Tuesday, May 22, 2012

Max Payne review

    I have a confession to make, I never played Max Payne when it first came out. I didn't own an Xbox, I had an Xbox 360, but I missed the train. Having finished Mass Effect 3, I heard about the release of Max Payne 3. Having enjoyed the Max Payne movie starring Mark Wahlberg and Mila Kunis, I decided to give the originals a try. I purchased the first game used and the second via Xbox Live.

    I have never been more pleased.

    Max Payne is basically a John Woo movie crossed with The Matrix. The titular character loses his wife and child to a bunch of drug-addict vandals. Going undercover with the DEA, he's framed as a villain and...wackiness ensues.  By wackiness I mean slow-motion gunfights, assaults on super-corporations, and single-handedly taking on the entire New York City mafia.

    Max Payne's game play has aged extremely well, allowing a fast paced action movie experience where you are placed against a literal army of thugs. Death is very easy in the game but autosaving means you rarely are placed at a point where it's frustrating to replay the scene. This is almost unique in the entire history of gaming. Never before have I enjoyed game overs but the replays are always entertaining.

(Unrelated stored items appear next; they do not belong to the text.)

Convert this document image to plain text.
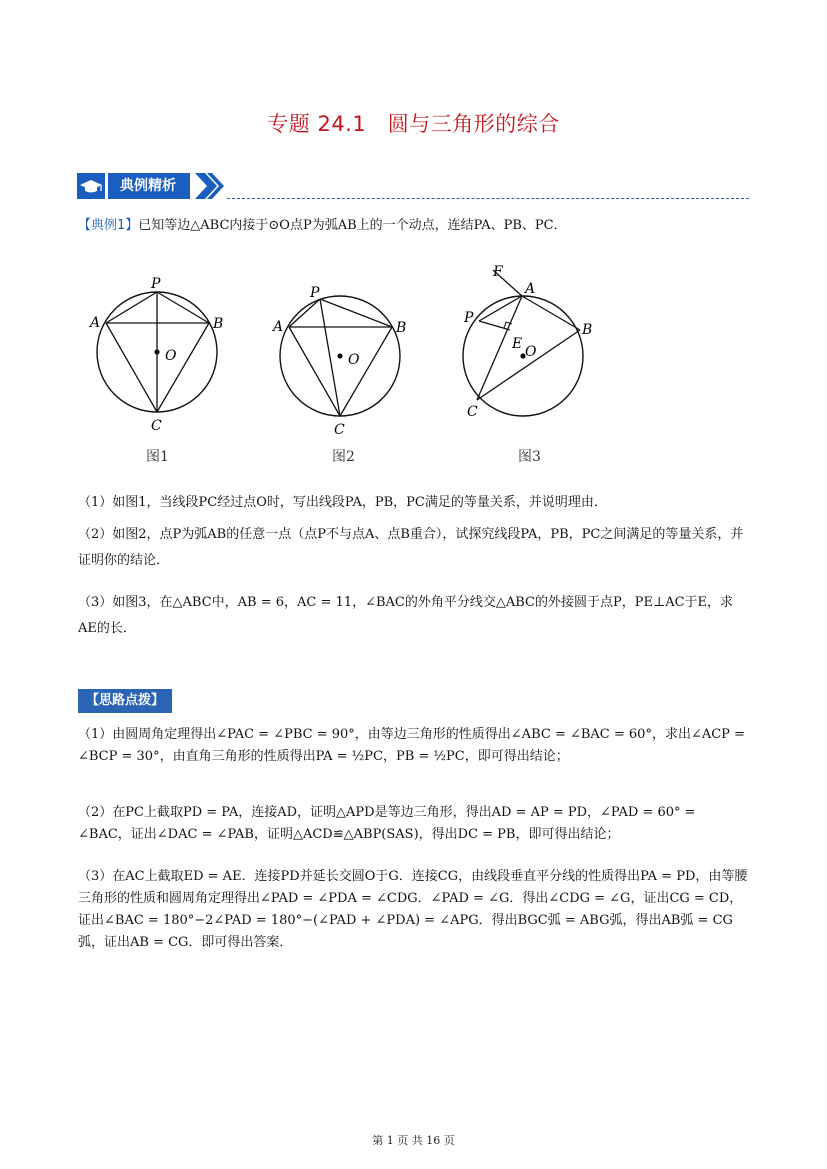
专题 24.1　圆与三角形的综合
典例精析
【典例1】已知等边△ABC内接于⊙O点P为弧AB上的一个动点，连结PA、PB、PC．
P
A	B
O
C
图1
P
A	B
O
C
图2
F
A
P
B
E O
C
图3
（1）如图1，当线段PC经过点O时，写出线段PA，PB，PC满足的等量关系，并说明理由．
（2）如图2，点P为弧AB的任意一点（点P不与点A、点B重合），试探究线段PA，PB，PC之间满足的等量关系，并证明你的结论．
（3）如图3，在△ABC中，AB = 6，AC = 11，∠BAC的外角平分线交△ABC的外接圆于点P，PE⊥AC于E，求AE的长．
【思路点拨】
（1）由圆周角定理得出∠PAC = ∠PBC = 90°，由等边三角形的性质得出∠ABC = ∠BAC = 60°，求出∠ACP = ∠BCP = 30°，由直角三角形的性质得出PA = ½PC，PB = ½PC，即可得出结论；
（2）在PC上截取PD = PA，连接AD，证明△APD是等边三角形，得出AD = AP = PD，∠PAD = 60° = ∠BAC，证出∠DAC = ∠PAB，证明△ACD≌△ABP(SAS)，得出DC = PB，即可得出结论；
（3）在AC上截取ED = AE．连接PD并延长交圆O于G．连接CG，由线段垂直平分线的性质得出PA = PD，由等腰三角形的性质和圆周角定理得出∠PAD = ∠PDA = ∠CDG．∠PAD = ∠G．得出∠CDG = ∠G，证出CG = CD，证出∠BAC = 180°−2∠PAD = 180°−(∠PAD + ∠PDA) = ∠APG．得出BGC弧 = ABG弧，得出AB弧 = CG弧，证出AB = CG．即可得出答案．
第 1 页 共 16 页
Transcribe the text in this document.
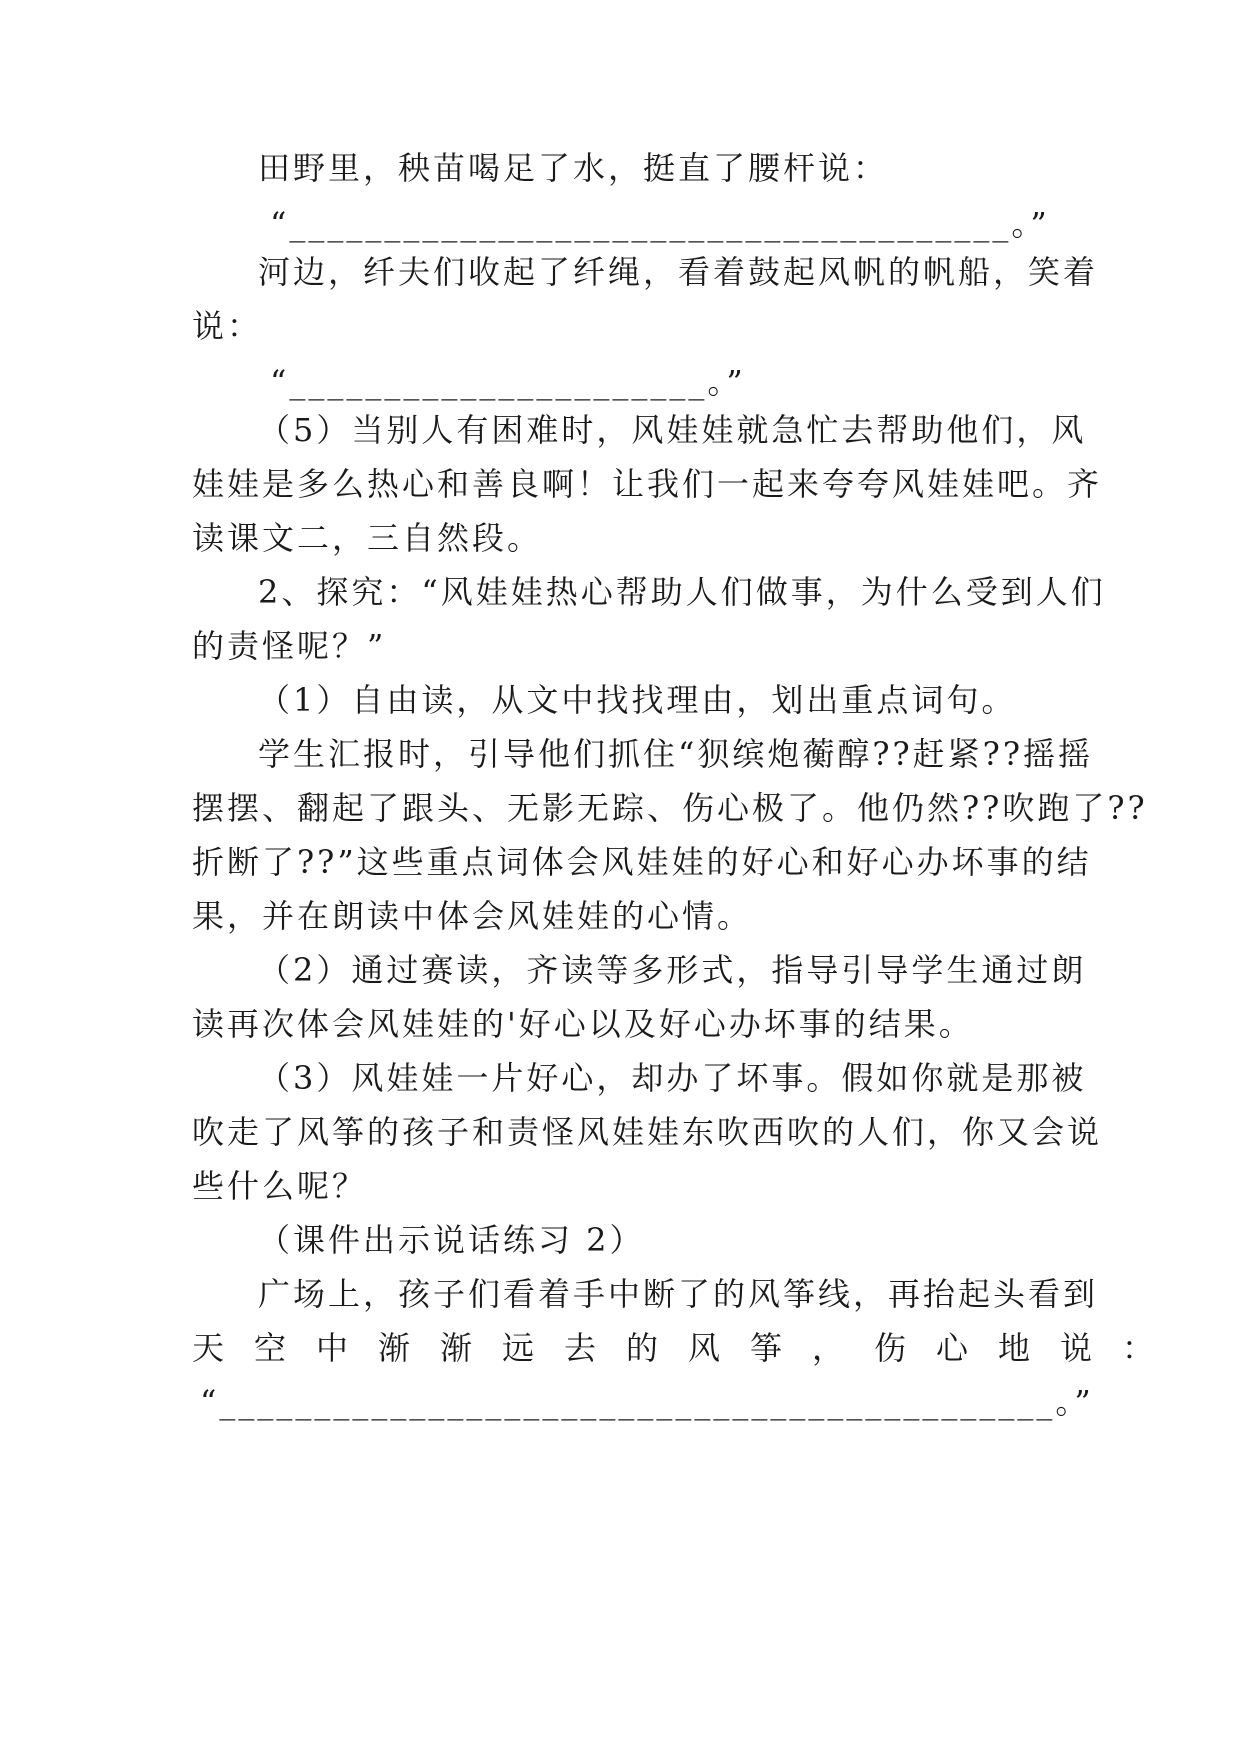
田野里，秧苗喝足了水，挺直了腰杆说：
“______________________________________。”
河边，纤夫们收起了纤绳，看着鼓起风帆的帆船，笑着
说：
“______________________。”
（5）当别人有困难时，风娃娃就急忙去帮助他们，风
娃娃是多么热心和善良啊！让我们一起来夸夸风娃娃吧。齐
读课文二，三自然段。
2、探究：“风娃娃热心帮助人们做事，为什么受到人们
的责怪呢？”
（1）自由读，从文中找找理由，划出重点词句。
学生汇报时，引导他们抓住“狈缤炮蘅醇??赶紧??摇摇
摆摆、翻起了跟头、无影无踪、伤心极了。他仍然??吹跑了??
折断了??”这些重点词体会风娃娃的好心和好心办坏事的结
果，并在朗读中体会风娃娃的心情。
（2）通过赛读，齐读等多形式，指导引导学生通过朗
读再次体会风娃娃的'好心以及好心办坏事的结果。
（3）风娃娃一片好心，却办了坏事。假如你就是那被
吹走了风筝的孩子和责怪风娃娃东吹西吹的人们，你又会说
些什么呢？
（课件出示说话练习 2）
广场上，孩子们看着手中断了的风筝线，再抬起头看到
天空中渐渐远去的风筝，伤心地说：
“____________________________________________。”
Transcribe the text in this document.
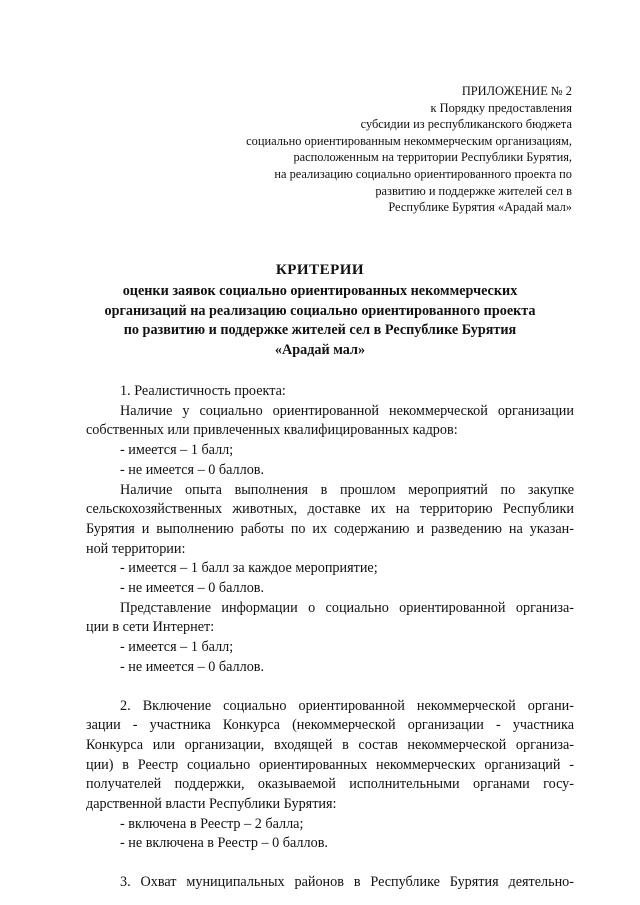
ПРИЛОЖЕНИЕ № 2
к Порядку предоставления
субсидии из республиканского бюджета
социально ориентированным некоммерческим организациям,
расположенным на территории Республики Бурятия,
на реализацию социально ориентированного проекта по
развитию и поддержке жителей сел в
Республике Бурятия «Арадай мал»
КРИТЕРИИ
оценки заявок социально ориентированных некоммерческих
организаций на реализацию социально ориентированного проекта
по развитию и поддержке жителей сел в Республике Бурятия
«Арадай мал»
1. Реалистичность проекта:
Наличие у социально ориентированной некоммерческой организации
собственных или привлеченных квалифицированных кадров:
- имеется – 1 балл;
- не имеется – 0 баллов.
Наличие опыта выполнения в прошлом мероприятий по закупке
сельскохозяйственных животных, доставке их на территорию Республики
Бурятия и выполнению работы по их содержанию и разведению на указан-
ной территории:
- имеется – 1 балл за каждое мероприятие;
- не имеется – 0 баллов.
Представление информации о социально ориентированной организа-
ции в сети Интернет:
- имеется – 1 балл;
- не имеется – 0 баллов.
2. Включение социально ориентированной некоммерческой органи-
зации - участника Конкурса (некоммерческой организации - участника
Конкурса или организации, входящей в состав некоммерческой организа-
ции) в Реестр социально ориентированных некоммерческих организаций -
получателей поддержки, оказываемой исполнительными органами госу-
дарственной власти Республики Бурятия:
- включена в Реестр – 2 балла;
- не включена в Реестр – 0 баллов.
3. Охват муниципальных районов в Республике Бурятия деятельно-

    What makes Max Payne so entertaining, though, is the writing. Max, himself, is a tortured soul whose occasionally silly metaphors are charming when they're not moving. He's a Reconstruction of the done-to-death Noir Detective archetype. There's nothing good in Max's life but revenge and that's the sole motivation that he has left. Yet, really, we want to see Max triumph despite his lack of heroic idealism.

    The villains in the game are also immensely entertaining. None of them get more than a few minutes of screen time but make a tremendous impression for their short appearance. Nicole Horne is, obviously, the most memorable villain but her evil is mostly in the slimy way everything ultimately traces back to her. Lupino is completely off his rocker but we find that out due to the stuff we find about him rather than our interactions with him. If more games practiced this kind of visual storytelling we'd be in a far better place.

    I'm also fond of the character Mona Sax, who is only a bit player in the first game but has a dramatically expanded role in the second video game. It's a rare female character who manages to be sexy without being cheesecake. She makes an excellent foil to Max Payne and manages to avoid a majority of the cliches associated with femme fatales in fiction.

    I even like the somewhat pointless inclusion of Nordic symbolism in the game. There's no real meaning to it, it's just there to look cool. Yet, it does add to the atmosphere of Max Payne in a way that makes it resonate. The worst winter in history is affecting New York City, Alfred Woden is Max's somewhat duplicitous patron, and Lupino plays the role of the Fenris Wolf.

    In conclusion, I believe that Max Payne is one of the best video games released for the Xbox. I encourage gamers who haven't played it to download the Gamers Marketplace version. It's available for only a fraction of the original cost and is well worth the expenditure.